Глаша с Тоней познакомились после замужества. Да как-то незаметно сильно привязалась к соседке. Особенно после того, как Тоня проучила Пузанова. Когда Дарьюшка померла, сама-то Глаша занемогла, а тут еще Пузанов наорал на нее в три горла, а Тоня узнала об этом. Прямо к Пузанову. Тот отцу-то ее дружком был, целился в пай войти по наждачному делу. Встретил Тоню приветливо, чайком пригласил угоститься, хотя и знал, что с отцом она в ссоре. Это ничего. Родные ссорятся, когда-нибудь да помирятся. Тоня свела туго брови, глазами сверкнула и говорит:

- Что ж ты, Пузан несчастный, издеваешься над Гланькой Сериковой? Да я тебе за нее глаза твои бесстыжие выцарапаю!

Пузанов от неожиданности опешил, а потом побагровел, а она баба не из пугливых:

- Я тебя предупредила. Попомни мои слова!
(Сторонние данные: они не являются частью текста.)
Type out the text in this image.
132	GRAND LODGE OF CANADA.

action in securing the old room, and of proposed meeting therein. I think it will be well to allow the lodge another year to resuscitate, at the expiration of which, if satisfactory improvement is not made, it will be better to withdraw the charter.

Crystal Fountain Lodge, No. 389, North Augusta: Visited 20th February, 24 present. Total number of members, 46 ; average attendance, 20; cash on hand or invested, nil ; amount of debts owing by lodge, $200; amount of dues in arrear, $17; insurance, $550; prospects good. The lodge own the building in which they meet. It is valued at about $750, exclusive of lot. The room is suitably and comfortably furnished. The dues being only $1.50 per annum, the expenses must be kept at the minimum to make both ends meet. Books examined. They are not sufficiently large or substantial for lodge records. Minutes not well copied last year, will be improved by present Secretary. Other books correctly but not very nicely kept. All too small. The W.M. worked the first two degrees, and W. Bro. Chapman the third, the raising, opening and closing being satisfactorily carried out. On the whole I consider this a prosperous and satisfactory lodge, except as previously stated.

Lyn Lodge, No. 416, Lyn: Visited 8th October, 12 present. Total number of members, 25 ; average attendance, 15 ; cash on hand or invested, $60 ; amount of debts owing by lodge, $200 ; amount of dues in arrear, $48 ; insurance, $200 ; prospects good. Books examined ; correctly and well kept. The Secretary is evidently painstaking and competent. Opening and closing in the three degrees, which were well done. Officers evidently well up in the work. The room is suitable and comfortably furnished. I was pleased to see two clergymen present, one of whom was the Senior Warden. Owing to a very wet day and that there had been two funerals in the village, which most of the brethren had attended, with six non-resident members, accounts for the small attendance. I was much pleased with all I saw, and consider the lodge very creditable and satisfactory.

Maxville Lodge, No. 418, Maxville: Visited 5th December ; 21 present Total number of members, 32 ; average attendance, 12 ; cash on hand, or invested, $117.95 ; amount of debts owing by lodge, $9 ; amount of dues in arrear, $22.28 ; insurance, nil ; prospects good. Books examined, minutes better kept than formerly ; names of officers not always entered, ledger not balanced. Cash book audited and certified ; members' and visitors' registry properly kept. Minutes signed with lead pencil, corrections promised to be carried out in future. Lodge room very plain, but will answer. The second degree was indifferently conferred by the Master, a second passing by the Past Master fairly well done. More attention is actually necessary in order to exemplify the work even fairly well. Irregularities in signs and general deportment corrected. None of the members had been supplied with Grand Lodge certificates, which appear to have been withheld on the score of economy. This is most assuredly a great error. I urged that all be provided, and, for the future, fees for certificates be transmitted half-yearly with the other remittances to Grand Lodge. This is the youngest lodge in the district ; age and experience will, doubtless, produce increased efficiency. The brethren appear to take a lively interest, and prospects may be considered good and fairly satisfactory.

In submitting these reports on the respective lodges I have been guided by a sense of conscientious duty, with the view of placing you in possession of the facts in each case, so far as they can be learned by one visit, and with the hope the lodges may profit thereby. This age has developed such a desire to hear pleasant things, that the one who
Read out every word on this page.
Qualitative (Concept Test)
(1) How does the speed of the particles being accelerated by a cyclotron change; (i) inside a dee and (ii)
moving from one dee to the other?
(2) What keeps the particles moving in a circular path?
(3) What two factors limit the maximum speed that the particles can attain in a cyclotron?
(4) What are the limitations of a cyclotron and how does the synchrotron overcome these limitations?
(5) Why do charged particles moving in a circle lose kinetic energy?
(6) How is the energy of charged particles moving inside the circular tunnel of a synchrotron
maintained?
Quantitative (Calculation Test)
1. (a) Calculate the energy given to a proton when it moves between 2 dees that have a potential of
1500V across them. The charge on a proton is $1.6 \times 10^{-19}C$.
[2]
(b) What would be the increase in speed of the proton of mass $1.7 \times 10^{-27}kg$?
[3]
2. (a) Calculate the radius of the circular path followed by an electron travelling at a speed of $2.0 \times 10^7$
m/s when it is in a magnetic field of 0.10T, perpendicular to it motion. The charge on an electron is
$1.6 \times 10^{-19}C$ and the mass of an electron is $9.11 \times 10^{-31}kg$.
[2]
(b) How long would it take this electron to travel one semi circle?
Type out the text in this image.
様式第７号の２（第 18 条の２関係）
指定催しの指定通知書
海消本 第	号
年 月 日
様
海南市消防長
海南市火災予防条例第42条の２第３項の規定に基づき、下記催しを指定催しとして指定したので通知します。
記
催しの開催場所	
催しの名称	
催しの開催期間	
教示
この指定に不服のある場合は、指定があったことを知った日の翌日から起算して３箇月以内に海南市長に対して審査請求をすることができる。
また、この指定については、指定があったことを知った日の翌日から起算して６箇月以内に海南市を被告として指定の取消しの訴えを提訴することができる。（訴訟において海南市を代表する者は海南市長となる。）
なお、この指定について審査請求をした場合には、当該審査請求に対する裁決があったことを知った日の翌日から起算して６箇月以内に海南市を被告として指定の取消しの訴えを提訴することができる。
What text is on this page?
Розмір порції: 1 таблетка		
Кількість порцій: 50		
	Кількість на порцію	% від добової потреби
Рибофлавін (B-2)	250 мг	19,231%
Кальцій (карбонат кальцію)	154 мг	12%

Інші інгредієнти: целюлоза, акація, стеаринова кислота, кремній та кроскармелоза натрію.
Пузанова чуть родимчик не хватил. Злые языки потом судачили, все косточки Тоне перемыли за то, что против воли отца пошла (вспомнили), и что рыжего хулигана в мужья выбрала, что Пузанова перепугала насмерть. Приплели, что было и чего не было. Тоня только посмеивалась. А Глаша-то знала, какая она добрая и щедрая, если к ней по-хорошему, как она любит своего Михаила, хотя и поругивает его. Но любя же! Об этом сейчас и вспомнила Глаша, придя в себя. Да так хорошо ей стало, что расхрабрилась и спросила:

- Тонь, а на кладбище сходим?

- Так его же на Базарной площади хоронить будут!

Прибыли рановато. Еще шло отпевание в церкви. Но народ уже собирался на Базарную площадь - центр Верхнего завода. Здесь стоял памятник Александру II, возле которого и решено было похоронить Николая Горелова.

Стекался на Базарную площадь народ. Кто с истинной скорбью в сердце и таких было большинство, кто из обывательского любопытства. А кто пришел позлорадствовать и поехидничать втихомолку.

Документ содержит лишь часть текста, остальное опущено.